May 15 - the day we go to get fingerprinted at Immigration (or USCIS). After having been delayed for over a month and a half with my "unreadable" fingerprints for our homestudy, we were set to get fingerprinted AGAIN (this time, though, for a different purpose). Immigration requires 2 sets of rejected prints before allowing you to give an affadavit. The process for checking the prints takes 4 weeks - so we were looking at a possible lengthy delay here as well. The interesting part is that the entity who checked my prints and deemed them unreadable, the FBI, was the same entity that processes the Immigration set of prints. We thought for sure that I would "fail" yet again. So, we contacted our U.S. Rep.'s office to lend a hand in expediting this process. To make a long story short ;0) our Rep.'s office found out for us that my prints were accepted 3 days after I was fingerprinted. Great news! All that was left was the wait for our Immigration approval form, which happened to be the very last piece of paperwork that we needed to supply before our dossier could be shipped to China.

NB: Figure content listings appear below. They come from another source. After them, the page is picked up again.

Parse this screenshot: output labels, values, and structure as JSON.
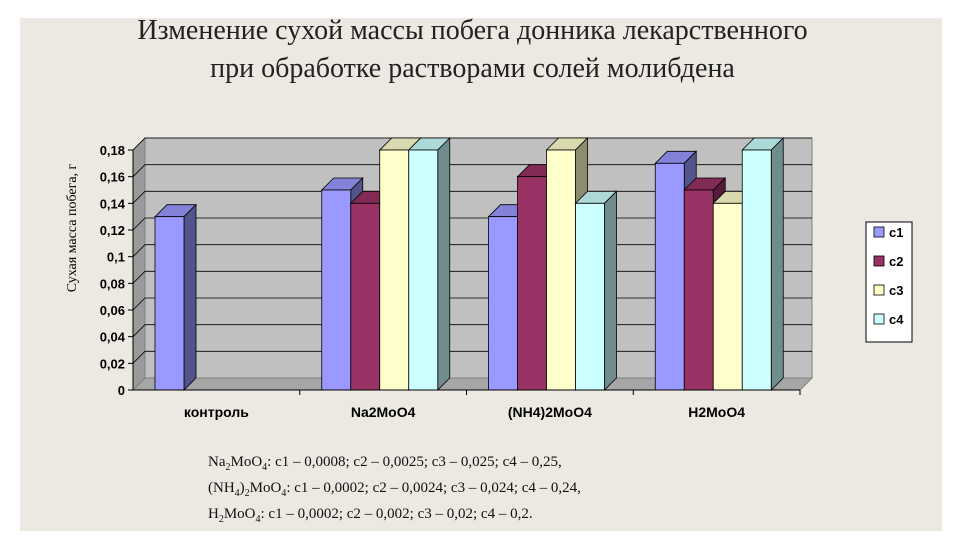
{
  "chart_data": {
    "type": "bar",
    "title": "Изменение сухой массы побега донника лекарственного при обработке растворами солей молибдена",
    "title_lines": [
      "Изменение сухой массы побега донника лекарственного",
      "при обработке растворами солей молибдена"
    ],
    "ylabel": "Сухая масса побега, г",
    "xlabel": "",
    "categories": [
      "контроль",
      "Na2MoO4",
      "(NH4)2MoO4",
      "H2MoO4"
    ],
    "ylim": [
      0,
      0.18
    ],
    "yticks": [
      0,
      0.02,
      0.04,
      0.06,
      0.08,
      0.1,
      0.12,
      0.14,
      0.16,
      0.18
    ],
    "ytick_labels": [
      "0",
      "0,02",
      "0,04",
      "0,06",
      "0,08",
      "0,1",
      "0,12",
      "0,14",
      "0,16",
      "0,18"
    ],
    "grid": true,
    "legend_position": "right",
    "series": [
      {
        "name": "c1",
        "color": "#9999ff",
        "values": [
          0.13,
          0.15,
          0.13,
          0.17
        ]
      },
      {
        "name": "c2",
        "color": "#993366",
        "values": [
          null,
          0.14,
          0.16,
          0.15
        ]
      },
      {
        "name": "c3",
        "color": "#ffffcc",
        "values": [
          null,
          0.18,
          0.18,
          0.14
        ]
      },
      {
        "name": "c4",
        "color": "#ccffff",
        "values": [
          null,
          0.18,
          0.14,
          0.18
        ]
      }
    ]
  },
  "notes": [
    {
      "parts": [
        [
          "Na",
          ""
        ],
        [
          "2",
          "sub"
        ],
        [
          "MoO",
          ""
        ],
        [
          "4",
          "sub"
        ],
        [
          ": c1 – 0,0008; c2 – 0,0025; c3 – 0,025; c4 – 0,25,",
          ""
        ]
      ]
    },
    {
      "parts": [
        [
          "(NH",
          ""
        ],
        [
          "4",
          "sub"
        ],
        [
          ")",
          ""
        ],
        [
          "2",
          "sub"
        ],
        [
          "MoO",
          ""
        ],
        [
          "4",
          "sub"
        ],
        [
          ":  c1 – 0,0002; c2 – 0,0024; c3 – 0,024; c4 – 0,24,",
          ""
        ]
      ]
    },
    {
      "parts": [
        [
          "H",
          ""
        ],
        [
          "2",
          "sub"
        ],
        [
          "MoO",
          ""
        ],
        [
          "4",
          "sub"
        ],
        [
          ":  c1 – 0,0002; c2 – 0,002; c3 – 0,02; c4 – 0,2.",
          ""
        ]
      ]
    }
  ]
}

Normally, receiving the approval form takes 4 weeks. Well, four weeks came and went. Not wanting to lose any more precious time, I tried, to no avail, to contact the Adoptions Unit to check on the status of our application. "All voice mails will be answered in 3 business days, but you will get a more prompt response to an e-mail enquiry," I was told. I left both. Nothing. I finally got a person on the phone - not the right department, mind you, but a live person none the less - who quickly told me that the (one and only) Adoptions Unit Immigration Officer retired and they were having trouble finding a replacement. Great. So, we called our U.S. Rep.'s office again, hoping that they could find out something for us. After 6 weeks, we received the form! Gosh, I bet you heard the screams of joy at your house, didn't you? You were just too polite to say anything about it.
Right now the last of the paperwork is being processed at a Consulate, and we have been told and are hoping that our dossier will go out on Jul 16. So, everyone then asks, "When do you think you'll be traveling?" Hmm. At this stage of the game, with the Olympics in Beijing and a week-long holiday the beginning of October, you're guess is as good as mine. Oh, yeah, remember that I told you that God has been faithful to uplift me during these trials of patience? Another family traveled to Lanzhou to get their little boy during the Immigration wait, and we were following them on their blog (something the kids and I like doing). One morning I log on to their site and am face to face with a nice big picture of Jack! The dad had made the trek to visit the orphanage and was kind enough to get that picture for us! Thank you, Andy and Trish! They also took a care package to Jack from us. I've learned that just as there is a bond between you and your adopted child - there is also a unique bond between adoptive families. We understand. We've been there and know what simple things, like a photo, actually mean to families huddled around their computer screen gazing at this person, who is still a stranger, yet a part of you ... a part of your family.